I do a double red blood donation every 16 weeks like clockwork. My hemoglobin at the time of donation is usually at the upper end of the range (and what they will accept) at around 17. After the donation, it drops down to the lower end of the normal range at around 13.5 and slowly creeps to the upper end of the range over the next 16 weeks to donation time.
I don't recognize that E1 range. Do you happen to know the laboratory methodology employed? I do not believe it was the appropriate LC/MS.
The range (12-72) is used in LabCorp
Estrone Test Number: 004564 CPT: 82679
Methodology Radioimmunoassay (RIA)
LabCorp have another estrone test:
Estrone, LC/MS (Endocrine Sciences) Test Number: 500634 CPT: 82679
Liquid chromatography tandem mass spectrometry (LC/MS-MS)
It may be worth while to do this test rather than the test you have done (and dr John have misgivings about it, and would prefer LC/MS).
There is good likelyhood that you will also find your estrone very high, just the results will be more accurate.
It would be good idea to test as many estrogens as possible.
You can test E1, E2, E3 and total estrogens using blood testing,
and other estrogens in 24hr urine.
High testosterone lowers SHBG and tend to raise Hgb, HCT, RBC, iron related indicators.
May create need for phlebotomies.
High estrogens raise SHBG.
Keeping testosterone and estrogens in their proper range should somewhat optimize SHBG.
E1 is produced from androstenedione with assistance of aromatase.
E2 is produced from testosterone with assistance of aromatase.
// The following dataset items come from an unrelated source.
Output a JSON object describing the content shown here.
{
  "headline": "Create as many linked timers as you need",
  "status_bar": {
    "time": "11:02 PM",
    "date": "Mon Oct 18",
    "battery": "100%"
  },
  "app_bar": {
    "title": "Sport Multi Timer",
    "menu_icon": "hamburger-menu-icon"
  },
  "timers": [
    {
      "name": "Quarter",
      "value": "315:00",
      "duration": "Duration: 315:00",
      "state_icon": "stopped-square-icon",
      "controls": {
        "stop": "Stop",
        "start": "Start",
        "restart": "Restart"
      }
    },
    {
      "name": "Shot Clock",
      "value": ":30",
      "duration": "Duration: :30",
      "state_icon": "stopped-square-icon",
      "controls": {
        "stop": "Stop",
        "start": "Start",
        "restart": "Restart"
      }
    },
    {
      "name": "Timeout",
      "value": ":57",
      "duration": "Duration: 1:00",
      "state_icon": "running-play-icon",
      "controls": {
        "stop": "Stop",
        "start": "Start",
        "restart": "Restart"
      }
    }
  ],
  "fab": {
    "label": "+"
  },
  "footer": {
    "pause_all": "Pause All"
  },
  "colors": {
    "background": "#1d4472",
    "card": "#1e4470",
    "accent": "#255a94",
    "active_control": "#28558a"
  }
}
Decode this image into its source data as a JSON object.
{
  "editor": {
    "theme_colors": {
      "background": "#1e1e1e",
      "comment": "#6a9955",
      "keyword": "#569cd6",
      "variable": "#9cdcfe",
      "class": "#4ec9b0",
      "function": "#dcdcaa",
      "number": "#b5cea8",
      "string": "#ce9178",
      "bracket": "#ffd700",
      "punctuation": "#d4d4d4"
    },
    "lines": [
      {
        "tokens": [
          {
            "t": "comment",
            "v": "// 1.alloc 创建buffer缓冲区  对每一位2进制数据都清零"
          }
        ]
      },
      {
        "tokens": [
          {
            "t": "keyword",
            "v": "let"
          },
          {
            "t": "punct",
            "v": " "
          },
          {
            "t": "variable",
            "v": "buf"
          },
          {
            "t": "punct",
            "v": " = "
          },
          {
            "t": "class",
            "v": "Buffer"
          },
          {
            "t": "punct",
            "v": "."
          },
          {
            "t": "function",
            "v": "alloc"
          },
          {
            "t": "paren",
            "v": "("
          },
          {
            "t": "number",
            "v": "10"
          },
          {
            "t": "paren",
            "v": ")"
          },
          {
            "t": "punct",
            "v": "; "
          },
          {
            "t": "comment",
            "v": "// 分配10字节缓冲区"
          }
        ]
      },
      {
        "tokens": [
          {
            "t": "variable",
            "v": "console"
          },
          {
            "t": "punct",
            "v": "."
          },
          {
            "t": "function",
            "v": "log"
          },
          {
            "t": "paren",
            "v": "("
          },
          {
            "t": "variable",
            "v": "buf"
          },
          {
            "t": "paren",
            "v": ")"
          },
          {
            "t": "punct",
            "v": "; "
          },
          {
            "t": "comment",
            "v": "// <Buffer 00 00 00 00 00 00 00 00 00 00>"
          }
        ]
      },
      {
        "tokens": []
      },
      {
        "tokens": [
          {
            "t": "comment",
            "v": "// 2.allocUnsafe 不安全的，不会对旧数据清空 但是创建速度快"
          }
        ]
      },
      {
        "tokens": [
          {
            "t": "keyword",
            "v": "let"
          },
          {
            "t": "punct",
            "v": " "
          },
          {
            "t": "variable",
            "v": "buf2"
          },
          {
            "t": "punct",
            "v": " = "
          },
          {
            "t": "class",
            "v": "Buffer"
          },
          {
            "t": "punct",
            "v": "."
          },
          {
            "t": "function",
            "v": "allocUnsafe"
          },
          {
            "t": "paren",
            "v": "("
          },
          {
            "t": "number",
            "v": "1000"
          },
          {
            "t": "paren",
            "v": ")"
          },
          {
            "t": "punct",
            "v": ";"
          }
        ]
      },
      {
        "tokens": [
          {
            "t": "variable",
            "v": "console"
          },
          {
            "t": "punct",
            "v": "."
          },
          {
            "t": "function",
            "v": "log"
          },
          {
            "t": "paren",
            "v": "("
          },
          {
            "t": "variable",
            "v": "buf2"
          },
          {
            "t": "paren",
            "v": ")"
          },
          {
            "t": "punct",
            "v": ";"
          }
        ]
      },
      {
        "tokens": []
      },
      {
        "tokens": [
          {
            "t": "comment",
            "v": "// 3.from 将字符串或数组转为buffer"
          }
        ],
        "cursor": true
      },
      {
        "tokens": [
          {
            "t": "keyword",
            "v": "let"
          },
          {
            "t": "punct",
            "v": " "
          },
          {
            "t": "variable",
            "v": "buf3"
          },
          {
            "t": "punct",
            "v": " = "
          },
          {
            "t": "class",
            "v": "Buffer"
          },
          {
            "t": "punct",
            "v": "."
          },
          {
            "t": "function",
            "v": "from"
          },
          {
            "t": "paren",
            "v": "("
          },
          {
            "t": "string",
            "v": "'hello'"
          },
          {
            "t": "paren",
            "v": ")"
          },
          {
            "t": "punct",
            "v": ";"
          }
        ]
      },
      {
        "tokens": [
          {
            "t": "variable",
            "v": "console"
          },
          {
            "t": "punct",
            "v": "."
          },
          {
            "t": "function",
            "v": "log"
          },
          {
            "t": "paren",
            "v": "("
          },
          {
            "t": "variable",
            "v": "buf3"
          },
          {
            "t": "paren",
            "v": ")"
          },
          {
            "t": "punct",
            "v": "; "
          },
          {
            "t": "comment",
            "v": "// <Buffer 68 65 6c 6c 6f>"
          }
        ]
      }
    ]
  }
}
Both E1 and E2 convert both ways with assistance of enzyme 17B-HSD
We can influence this process by suppressing or killing aromatase, that results with less E1, E2 being produced.
We can influence this process by increasing metabolization rate that disposes them more quickly.
All above is within normal process.
There is also abnormal process related to cancer, large quantities of estrone are being produced by backdoor process.
Dr John I have an exact copy of the lab report that my doctor got. It does not have the test number on it. All it says is Estrone serum. It lists ranges for both sexes and different ranges for age groupings.
0-5 yrs 18-53 pg/mL
6-7 yrs 17-48
8-9 yrs 20-54
10-11 yrs 21-49
12-14 yrs 17-44
I have read up a bit on the Rhein 24 hr urine test. As soon as I get my tax refund I will be getting that test done and also scheduling a AOC with you once I have the results as that is the test you recommend.
I was taking HCG at the time. A dose of 200IU every other day injected IM as I didn't feel anything from it injecting sub-Q. Could that be responsible for the high estrogens? I was bloated big time and had horrible ED, sore nipples, breasts seemed to be getting larger and no sex drive at all. I didn't do any HCG for 5 days and took .5 mg Anstazole that day I got my results which got rid of the bloat within 2 days. Took 2 more .5mg doses and now have low E symptoms and have stopped the AI. Now doing only two 200IU HCG shots per week.
Adex nor letro lowered my high e1. Let us know what the rhein test says.
You just have to check the laboratory methodology. Liquid Chromatography/Mass Spectroscopy (LC/MS) is what it takes to most accurately measure estrogens in men.
Usually you can go online, to the lab's website, to find out how they run a given test.
...from what I got, the test was this --> LabCorp -- Unit Code: 904564
From that link --> Methodology: Radioimmunassay
*edit* -- just noticed that JanSz has already provided us with this information above
The NEW "Sensitive Estradiol", which has the same code as the old one, but is the appropriate LC/MS (and is quite inexpensive) is #140244.